Começamos com a PARTE 1: : o início de uma grande (e deliciosa) aventura pelos caminhos do sabor, em que contei um pouco sobre as expectativas e o planejamento da viagem e todas as informações introdutórias que considerei pertinentes; depois, na PARTE 2: desbravando os sabores do CAMINHO NOVO, partimos de Magé rumo a Ouro Preto naquele que é considerado o caminho mais jovem da ESTRADA REAL, que começou a ser aberto em 1699 sob a responsabilidade do bandeirante Garcia Rodrigues Paes; em seguida, na PARTE 3: a jornada do sabor continua pelo CAMINHO VELHO, fizemos o caminho de volta ao Rio de Janeiro, rumo à Paraty, pelo primeiro trajeto determinado pela Coroa Portuguesa, antigamente conhecido como Caminho do Ouro; depois de um hiato de dois anos, retomamos a ESTRADA REAL com a PARTE 4: um passeio pelo histórico CAMINHO DOS DIAMANTES, em que o ouro e as pedras preciosas encontradas ao norte da província podiam ser igualmente escoados para Portugal através do trajeto ligando Diamantina a Ouro Preto; e, por fim, na PARTE 5: finalizando a expedição no CAMINHO DO SABARABUÇU, no menor dos quatro caminhos, mas nem por isso menos belo, criado como um caminho alternativo que, ao invés de começar em Ouro Preto, partiu do distrito de Glaura, seguindo o rio das Velhas, até chegar à cidade de Barão de Cocais – embora, mais tarde, tenha se descoberto que o brilho reluzente da Serra da Piedade era, na verdade, da sua composição rica em minério de ferro.
Embora meu foco tenha sido a Gastronomia, é óbvio que, numa viagem assim, muitas outras coisas vão surgindo – principalmente para quem gosta de absorver um pouco da cultura do local, suas tradições e história, é sempre um prato cheio! E eu sou uma pessoa sedenta por conhecimento e procuro, em cada viagem, mergulhar em tudo o que aquele destino tem para oferecer. E a ESTRADA REAL é muito rica nesse aspecto.
Por exemplo, trouxe na bagagem a ideia de um novo artigo aqui pro portal ARTECULT: testar as receitas de Pastel de Angu das três cidades que disputam a autoria da criação: Itabirito, Conceição do Mato Dentro e Machado. Duas delas eu tive a oportunidade de experimentar durante minha expedição…

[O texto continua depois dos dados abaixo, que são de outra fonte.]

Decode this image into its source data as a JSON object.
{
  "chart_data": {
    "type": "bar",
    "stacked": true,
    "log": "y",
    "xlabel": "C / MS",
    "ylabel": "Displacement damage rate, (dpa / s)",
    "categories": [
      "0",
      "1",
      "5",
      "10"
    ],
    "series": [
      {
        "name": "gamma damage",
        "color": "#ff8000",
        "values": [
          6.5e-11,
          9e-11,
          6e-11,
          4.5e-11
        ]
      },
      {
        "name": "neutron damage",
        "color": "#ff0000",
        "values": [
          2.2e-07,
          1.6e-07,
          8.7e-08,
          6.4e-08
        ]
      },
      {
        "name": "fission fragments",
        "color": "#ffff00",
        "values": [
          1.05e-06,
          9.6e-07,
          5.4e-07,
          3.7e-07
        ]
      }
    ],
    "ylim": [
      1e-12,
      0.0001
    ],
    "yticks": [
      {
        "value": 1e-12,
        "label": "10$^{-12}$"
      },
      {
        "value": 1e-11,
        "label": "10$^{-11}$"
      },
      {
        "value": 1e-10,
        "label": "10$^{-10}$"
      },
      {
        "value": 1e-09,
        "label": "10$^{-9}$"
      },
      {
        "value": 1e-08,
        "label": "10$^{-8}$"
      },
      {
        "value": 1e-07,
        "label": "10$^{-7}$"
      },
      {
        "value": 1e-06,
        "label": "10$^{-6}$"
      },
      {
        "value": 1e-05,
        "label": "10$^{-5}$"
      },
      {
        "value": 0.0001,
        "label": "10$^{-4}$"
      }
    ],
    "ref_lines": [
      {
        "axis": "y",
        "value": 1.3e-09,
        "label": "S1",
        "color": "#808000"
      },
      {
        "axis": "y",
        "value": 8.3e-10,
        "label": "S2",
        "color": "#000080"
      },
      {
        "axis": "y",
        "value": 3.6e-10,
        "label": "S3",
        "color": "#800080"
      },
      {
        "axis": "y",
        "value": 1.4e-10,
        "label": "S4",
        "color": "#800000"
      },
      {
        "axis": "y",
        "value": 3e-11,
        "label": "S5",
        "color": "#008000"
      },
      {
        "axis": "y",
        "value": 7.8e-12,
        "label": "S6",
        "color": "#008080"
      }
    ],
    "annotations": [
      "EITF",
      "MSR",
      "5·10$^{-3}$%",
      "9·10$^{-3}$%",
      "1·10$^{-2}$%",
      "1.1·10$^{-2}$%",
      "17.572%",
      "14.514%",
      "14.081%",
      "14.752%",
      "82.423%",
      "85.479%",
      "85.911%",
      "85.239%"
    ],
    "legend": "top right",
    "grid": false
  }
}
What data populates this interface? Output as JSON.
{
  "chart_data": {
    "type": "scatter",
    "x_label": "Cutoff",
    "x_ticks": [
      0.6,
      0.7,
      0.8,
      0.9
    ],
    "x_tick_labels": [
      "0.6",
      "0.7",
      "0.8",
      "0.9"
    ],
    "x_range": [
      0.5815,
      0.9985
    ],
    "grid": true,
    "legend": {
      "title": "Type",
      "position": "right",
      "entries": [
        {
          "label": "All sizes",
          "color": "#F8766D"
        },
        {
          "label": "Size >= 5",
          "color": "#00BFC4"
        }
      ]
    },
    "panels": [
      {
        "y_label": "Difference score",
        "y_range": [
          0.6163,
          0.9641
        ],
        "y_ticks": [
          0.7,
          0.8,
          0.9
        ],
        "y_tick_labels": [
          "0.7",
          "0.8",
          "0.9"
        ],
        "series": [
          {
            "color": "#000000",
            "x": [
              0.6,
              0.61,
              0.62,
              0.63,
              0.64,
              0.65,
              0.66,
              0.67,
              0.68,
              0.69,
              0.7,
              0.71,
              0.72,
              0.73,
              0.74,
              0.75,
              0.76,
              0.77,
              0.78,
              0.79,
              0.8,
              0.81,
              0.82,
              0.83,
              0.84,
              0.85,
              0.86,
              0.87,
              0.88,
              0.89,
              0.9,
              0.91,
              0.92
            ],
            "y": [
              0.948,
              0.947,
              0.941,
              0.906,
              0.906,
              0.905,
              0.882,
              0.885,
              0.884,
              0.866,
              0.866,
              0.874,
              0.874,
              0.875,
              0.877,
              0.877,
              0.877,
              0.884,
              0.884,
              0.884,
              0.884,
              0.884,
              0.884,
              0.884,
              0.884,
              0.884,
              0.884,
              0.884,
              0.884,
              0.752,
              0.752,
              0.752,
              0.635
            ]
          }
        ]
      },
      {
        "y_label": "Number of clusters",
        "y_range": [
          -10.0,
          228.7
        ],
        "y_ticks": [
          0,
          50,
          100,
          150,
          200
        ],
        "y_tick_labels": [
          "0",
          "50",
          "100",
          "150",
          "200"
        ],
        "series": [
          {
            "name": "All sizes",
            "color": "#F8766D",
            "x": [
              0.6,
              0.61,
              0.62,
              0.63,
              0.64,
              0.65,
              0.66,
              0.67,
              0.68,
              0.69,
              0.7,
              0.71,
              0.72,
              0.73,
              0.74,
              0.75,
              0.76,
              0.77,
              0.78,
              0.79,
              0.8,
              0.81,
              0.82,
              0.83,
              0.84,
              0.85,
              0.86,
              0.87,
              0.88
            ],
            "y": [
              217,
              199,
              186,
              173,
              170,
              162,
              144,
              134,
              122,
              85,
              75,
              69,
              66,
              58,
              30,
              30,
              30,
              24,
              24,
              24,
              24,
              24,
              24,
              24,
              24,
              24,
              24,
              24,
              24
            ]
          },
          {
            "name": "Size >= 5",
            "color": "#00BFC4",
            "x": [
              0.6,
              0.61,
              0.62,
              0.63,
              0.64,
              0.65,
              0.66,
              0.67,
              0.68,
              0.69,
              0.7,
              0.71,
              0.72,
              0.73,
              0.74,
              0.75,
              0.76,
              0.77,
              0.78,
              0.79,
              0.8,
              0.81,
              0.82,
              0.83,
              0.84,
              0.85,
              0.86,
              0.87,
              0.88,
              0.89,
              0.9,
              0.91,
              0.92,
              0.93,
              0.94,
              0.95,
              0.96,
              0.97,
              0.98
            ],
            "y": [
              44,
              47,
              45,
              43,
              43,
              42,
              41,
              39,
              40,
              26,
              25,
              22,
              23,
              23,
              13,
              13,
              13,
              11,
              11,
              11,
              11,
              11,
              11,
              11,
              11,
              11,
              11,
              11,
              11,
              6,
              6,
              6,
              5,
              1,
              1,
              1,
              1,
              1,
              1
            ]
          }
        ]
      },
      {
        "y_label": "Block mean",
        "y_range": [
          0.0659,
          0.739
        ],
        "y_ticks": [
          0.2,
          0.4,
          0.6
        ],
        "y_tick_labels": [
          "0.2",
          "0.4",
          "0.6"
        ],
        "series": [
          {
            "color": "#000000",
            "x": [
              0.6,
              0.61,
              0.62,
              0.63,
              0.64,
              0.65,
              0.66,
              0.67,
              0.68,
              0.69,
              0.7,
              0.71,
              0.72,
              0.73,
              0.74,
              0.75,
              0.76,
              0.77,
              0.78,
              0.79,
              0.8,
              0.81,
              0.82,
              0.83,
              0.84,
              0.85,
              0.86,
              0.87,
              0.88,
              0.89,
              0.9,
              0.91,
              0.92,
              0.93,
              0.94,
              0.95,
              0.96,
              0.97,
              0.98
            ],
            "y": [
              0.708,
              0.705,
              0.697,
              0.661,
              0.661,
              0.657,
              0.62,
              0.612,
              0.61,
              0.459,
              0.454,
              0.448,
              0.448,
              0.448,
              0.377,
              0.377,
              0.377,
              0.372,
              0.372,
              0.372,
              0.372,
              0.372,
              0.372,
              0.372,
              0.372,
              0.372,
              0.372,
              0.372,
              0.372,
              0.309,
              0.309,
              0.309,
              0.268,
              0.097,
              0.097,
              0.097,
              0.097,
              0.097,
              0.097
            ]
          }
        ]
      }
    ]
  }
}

O percurso total de 1630 km entre os Estados de Minas Gerais, Rio de Janeiro e São Paulo pode ser feito de carro, moto, bicicleta ou a pé e, em cada uma dessa modalidades, garanto que a emoção será incomparável. Carros comuns – como foi o meu caso – fazem a maioria dos trechos, mas veículos 4×4 são recomendados para estradas de terra mais pesadas. Ciclistas e andarilhos devem se preparar para longas trilhas e morros.
Independente do meio escolhido, uma coisa é certa: não dá pra sair incólume de uma aventura desse tamanho. No mínimo, haverá muita poeira de efeito colateral…


Mas não tanto quanto imaginei, sabia? Achei que seriam muitos e muitos quilômetros por estradas ruins, quase inacessíveis, mas me surpreendi. Muitos dos trechos que constavam como “de terra”, já foram asfaltados ou, pelo menos, estavam em boas condições. Acho que, quando fiz os Caminhos Novo e o Velho em outubro de 2023 as condições eram um pouquinho piores e, talvez, hoje esses trechos já estejam melhores também. Sei que no site oficial é possível baixar roteiros planilhados, embora não saiba dizer se são atualizados com frequência.
Para quem se interessar por essa grande aventura, o primeiro passo é baixar o aplicativo oficial e obter o Passaporte ER, que é gratuito. É um documento simbólico e uma bela lembrança e, para emiti-lo é bem simples: faça o cadastro no site do INSTITUTO ESTRADA REAL ou pelo aplicativo; após esse cadastro, você receberá através do e-mail um código de cadastro, que deverá ser apresentado nos pontos oficiais determinados para a retirada do passaporte, que será feita mediante a entrega de 1 kg de alimento não perecível, que será doado para alguma instituição local.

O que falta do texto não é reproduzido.